If you're looking for a way to spice up your workouts, consider doing a deck of cards workout. This workout literally leaves it up to chance to determine what exercises and how many reps you will be performing from one card to the next. Plus, you can play it alone or with a partner.

The gist of a deck of cards workout: You assign exercises to each suit, draw cards, and do the exercise associated with the suit of the card for the number of reps indicated by the card.

The best part? There's no right or wrong way. You just have to have an open and creative mind. And a willingness to sweat. That said, if you don't know where to start, here's a primer on how to DIY a deck of cards workout.

How to design a deck of cards workout
Decide your workout focus

Is it leg day? Do you want to strengthen your back for those pull-ups? Get your heart rate pumping with some cardio? Choose a muscle group you want to target or goal you want to achieve with the workout, whether it's cardio or strength. For example, if you’re all about core then include ab-driven movements, like hollow holds, plank jacks, jackknives, and Russian twists. If you aren't targeting a specific muscle group, consider making it a total-body workout and select exercises that incorporate upper body, lower body, core, and cardio.

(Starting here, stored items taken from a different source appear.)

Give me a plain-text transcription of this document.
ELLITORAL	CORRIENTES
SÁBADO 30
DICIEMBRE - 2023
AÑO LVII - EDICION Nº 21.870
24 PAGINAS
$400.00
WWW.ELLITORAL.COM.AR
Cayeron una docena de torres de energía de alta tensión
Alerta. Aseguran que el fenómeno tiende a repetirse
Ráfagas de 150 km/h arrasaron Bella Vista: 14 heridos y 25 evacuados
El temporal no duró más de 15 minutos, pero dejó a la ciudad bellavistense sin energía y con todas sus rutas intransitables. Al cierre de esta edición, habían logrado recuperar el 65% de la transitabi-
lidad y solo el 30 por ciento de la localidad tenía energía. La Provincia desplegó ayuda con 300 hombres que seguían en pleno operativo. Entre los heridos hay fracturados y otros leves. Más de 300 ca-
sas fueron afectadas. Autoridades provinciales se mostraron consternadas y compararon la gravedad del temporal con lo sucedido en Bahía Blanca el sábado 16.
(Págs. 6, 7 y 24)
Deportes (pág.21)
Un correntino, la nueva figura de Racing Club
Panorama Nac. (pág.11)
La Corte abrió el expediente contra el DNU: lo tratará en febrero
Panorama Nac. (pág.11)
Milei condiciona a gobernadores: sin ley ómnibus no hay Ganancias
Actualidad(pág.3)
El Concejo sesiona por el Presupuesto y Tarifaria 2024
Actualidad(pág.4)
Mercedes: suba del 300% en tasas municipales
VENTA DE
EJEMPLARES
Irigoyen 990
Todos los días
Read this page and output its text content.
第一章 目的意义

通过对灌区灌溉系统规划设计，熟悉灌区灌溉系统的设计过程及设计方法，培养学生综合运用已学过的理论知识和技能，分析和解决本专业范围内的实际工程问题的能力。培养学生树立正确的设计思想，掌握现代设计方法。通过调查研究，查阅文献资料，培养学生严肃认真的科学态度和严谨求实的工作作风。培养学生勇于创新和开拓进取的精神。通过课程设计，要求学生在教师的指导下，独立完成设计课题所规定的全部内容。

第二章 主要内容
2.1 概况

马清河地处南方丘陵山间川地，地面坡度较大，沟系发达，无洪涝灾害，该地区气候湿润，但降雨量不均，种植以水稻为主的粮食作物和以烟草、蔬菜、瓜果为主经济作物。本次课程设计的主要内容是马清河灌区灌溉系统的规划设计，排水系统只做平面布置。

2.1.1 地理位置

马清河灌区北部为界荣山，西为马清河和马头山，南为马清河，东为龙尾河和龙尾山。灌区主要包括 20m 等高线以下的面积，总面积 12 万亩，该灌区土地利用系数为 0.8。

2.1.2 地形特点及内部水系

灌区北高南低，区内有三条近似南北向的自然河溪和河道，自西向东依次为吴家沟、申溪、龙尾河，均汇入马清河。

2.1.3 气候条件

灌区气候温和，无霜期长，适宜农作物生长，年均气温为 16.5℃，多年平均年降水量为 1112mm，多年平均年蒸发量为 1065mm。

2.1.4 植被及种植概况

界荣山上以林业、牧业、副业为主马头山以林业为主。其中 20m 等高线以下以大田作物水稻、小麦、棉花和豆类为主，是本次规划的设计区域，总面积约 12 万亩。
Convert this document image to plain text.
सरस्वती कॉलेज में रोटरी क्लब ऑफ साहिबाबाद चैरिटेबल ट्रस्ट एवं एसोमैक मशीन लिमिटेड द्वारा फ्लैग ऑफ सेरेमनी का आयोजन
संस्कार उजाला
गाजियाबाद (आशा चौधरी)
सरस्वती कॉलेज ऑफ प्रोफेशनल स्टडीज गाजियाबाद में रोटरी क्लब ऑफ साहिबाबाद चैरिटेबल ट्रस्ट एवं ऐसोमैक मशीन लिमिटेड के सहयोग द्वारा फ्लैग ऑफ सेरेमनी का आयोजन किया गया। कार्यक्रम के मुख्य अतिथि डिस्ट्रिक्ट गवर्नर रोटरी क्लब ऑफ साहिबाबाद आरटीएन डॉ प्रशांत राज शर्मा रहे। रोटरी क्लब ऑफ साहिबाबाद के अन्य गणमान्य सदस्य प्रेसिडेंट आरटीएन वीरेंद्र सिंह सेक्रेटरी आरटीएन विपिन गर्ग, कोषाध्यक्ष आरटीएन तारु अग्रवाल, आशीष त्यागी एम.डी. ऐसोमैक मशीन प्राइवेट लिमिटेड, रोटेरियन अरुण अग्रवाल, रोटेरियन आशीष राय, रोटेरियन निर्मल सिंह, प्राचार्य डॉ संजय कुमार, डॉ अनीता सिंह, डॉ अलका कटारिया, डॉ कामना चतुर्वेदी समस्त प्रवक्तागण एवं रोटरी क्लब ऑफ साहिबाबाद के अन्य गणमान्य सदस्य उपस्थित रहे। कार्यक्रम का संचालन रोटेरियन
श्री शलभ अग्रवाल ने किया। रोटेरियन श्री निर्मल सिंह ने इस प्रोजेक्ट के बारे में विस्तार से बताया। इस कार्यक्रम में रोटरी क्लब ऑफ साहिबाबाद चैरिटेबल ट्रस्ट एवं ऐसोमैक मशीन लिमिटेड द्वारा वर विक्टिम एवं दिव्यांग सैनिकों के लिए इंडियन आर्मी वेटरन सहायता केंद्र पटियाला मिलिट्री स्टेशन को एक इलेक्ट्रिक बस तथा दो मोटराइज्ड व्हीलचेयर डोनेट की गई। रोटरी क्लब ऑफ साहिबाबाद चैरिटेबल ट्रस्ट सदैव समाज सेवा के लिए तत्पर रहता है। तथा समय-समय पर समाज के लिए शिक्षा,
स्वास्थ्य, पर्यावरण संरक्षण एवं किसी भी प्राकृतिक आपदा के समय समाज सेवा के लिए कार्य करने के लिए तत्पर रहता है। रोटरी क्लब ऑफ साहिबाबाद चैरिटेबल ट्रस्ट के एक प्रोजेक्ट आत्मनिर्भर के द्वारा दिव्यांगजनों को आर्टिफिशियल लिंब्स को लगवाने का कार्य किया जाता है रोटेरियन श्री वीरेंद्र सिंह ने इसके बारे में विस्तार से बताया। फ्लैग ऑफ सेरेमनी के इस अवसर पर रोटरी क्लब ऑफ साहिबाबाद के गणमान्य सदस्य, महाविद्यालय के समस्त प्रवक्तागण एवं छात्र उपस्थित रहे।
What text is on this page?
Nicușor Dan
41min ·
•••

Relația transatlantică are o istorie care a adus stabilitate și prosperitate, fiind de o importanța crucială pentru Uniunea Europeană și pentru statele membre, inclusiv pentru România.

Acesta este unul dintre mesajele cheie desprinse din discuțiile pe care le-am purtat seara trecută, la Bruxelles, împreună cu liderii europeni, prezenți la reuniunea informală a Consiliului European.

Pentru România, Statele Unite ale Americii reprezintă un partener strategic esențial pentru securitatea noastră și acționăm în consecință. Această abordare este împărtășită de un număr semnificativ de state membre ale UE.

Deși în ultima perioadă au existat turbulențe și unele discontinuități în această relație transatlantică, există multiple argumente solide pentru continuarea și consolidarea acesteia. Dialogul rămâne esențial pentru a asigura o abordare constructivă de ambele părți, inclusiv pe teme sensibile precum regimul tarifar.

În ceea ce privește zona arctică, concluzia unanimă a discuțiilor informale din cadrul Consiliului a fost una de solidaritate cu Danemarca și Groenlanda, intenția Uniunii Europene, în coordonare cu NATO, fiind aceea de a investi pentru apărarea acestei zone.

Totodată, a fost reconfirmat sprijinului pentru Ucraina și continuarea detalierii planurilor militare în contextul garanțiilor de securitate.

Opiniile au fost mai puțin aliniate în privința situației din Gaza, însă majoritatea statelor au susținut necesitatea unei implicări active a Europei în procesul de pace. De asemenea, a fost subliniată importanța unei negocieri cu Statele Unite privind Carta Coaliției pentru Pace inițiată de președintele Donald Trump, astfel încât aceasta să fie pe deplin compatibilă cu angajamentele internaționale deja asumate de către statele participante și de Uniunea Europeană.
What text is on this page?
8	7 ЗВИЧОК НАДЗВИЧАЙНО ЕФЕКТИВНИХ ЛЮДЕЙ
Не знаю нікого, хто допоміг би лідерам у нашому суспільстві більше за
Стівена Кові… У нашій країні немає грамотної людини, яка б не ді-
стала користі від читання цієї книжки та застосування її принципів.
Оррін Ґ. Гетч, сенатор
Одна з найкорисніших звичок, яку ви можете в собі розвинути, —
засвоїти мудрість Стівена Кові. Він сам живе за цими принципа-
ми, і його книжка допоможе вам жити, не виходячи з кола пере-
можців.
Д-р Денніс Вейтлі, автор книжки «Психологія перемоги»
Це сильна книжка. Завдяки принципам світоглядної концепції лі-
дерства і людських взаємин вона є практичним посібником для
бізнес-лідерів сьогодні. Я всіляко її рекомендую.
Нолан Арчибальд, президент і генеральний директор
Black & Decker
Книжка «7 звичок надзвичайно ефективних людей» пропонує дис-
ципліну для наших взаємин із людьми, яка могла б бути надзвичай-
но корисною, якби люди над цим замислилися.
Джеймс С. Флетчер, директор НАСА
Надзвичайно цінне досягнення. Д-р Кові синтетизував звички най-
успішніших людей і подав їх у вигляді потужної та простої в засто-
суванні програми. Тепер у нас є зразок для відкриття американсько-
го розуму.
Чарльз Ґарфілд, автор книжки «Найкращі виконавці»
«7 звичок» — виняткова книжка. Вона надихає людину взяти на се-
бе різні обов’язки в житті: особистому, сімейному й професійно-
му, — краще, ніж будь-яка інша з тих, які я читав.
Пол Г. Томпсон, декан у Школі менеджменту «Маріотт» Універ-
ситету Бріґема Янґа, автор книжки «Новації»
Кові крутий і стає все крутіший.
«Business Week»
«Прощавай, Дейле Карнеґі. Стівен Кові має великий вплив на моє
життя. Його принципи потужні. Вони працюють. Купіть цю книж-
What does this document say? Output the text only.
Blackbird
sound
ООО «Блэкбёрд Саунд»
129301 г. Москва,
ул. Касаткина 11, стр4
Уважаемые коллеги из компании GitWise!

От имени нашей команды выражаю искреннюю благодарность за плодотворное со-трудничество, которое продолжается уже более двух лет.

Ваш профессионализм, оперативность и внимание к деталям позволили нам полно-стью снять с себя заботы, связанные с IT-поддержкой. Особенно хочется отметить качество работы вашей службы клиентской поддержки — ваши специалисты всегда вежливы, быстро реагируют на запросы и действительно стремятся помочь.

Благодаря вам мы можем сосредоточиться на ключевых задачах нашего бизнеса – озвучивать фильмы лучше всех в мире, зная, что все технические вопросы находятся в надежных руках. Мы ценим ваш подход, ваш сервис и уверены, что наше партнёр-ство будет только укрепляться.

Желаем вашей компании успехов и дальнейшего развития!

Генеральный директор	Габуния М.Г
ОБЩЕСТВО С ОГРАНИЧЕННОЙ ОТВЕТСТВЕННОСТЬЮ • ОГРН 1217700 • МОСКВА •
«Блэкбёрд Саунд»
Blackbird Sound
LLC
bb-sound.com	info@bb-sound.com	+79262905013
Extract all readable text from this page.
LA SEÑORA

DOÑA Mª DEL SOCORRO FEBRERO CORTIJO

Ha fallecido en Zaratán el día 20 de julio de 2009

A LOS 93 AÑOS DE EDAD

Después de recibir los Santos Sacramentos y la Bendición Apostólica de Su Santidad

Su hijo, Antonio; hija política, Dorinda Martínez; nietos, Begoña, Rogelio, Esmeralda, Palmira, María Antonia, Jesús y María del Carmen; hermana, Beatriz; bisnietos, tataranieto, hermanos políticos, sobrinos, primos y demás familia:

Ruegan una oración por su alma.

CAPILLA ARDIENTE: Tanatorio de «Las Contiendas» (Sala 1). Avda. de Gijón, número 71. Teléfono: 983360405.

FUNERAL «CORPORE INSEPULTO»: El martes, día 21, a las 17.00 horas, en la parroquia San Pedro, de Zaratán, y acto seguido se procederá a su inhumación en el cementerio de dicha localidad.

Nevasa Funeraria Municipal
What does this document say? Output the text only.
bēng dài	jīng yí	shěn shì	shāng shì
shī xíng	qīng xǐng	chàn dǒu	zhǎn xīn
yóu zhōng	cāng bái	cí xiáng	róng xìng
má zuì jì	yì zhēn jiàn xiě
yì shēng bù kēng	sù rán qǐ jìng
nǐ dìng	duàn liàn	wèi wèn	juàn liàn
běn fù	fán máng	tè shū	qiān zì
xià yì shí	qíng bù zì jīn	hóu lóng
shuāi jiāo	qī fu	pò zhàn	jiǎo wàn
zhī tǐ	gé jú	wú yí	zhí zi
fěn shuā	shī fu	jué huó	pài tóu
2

Assign an exercise for each suit

Depending on what the focus of your workout is, you'll assign different exercises for each suit. For instance, if it's leg day, you can do squat jumps for every heart card and lateral lunges for every spade card you draw. No matter what exercises you choose, you want to make sure you have all equipment ready (if you're using any) so the transition is seamless and you're not wasting time fumbling over things. Here's a sample of exercises assigned to different suits:

• Diamonds = Plank-Ups

• Hearts = Squat Jumps

• Clubs = Superman Lat Pull-Down

• Spades = Russian Twists

Decide what to do with your face cards. You can decide to count face cards as a certain number of reps – so Jacks = 11, Queens = 12, etc. – or you can designate the face cards as special moves. For example, in an ab workout, you can assign jumping jacks for jack cards, glute bridges for queen cards, and supermans for king cards. You can make all face cards be 10 reps or a time-based movement. Here, more examples:

• Jacks = V-Ups or Knee Tucks for 30 seconds

• Queens = Lateral Lunges for 30 seconds

• Kings = Blast-Off Push-Ups for 30 seconds

• Ace = Burpees for 30 seconds

Know your reps

The number on the card will determine the number of reps you'll perform for each exercise. So if you pull out a seven of hearts, for instance, you'll do seven reps of that exercise. If you're including isometric exercises (such as planks or hollow holds) as the face-card moves, you can assign them as 30- or 45-second holds. And if you want to add a challenge to the low-rep cards, you can make it a double-count per movement; so if you're doing oblique mountain climbers, driving both knees up counts as one rep instead of two.

Set a time limit

While there are no rules on specific time limits for a deck-of-cards workout, the goal is to get through all 52 cards, plus two joker cards as quickly as possible.

That means there are little to no breaks in between flipping cards. Once one card is done, flip to the next and keep the rest period short so your heart rate stays high. Even if your workout is strength-based, having little to no rest besides flipping the next card can be a very challenging workout.

You can probably get through an entire deck of cards in 15 to 20 minutes, but you can also set specific goals, like finishing half the deck in 10 minutes, or setting a timer for five minute intervals, and seeing how many cards you can complete within that time. Another way to set up the workout is to work the upper body for 10 minutes and the lower body for another 10 minutes.

Shuffle your cards

Now that you've assigned exercises for every suit and know how many reps you need to complete for each card, it's time to start sweatin'! But before you start your workout, make sure to shuffle your cards so you're not performing the same exercises consecutively. You want to perform a variety of exercises so you stay challenged throughout the workout.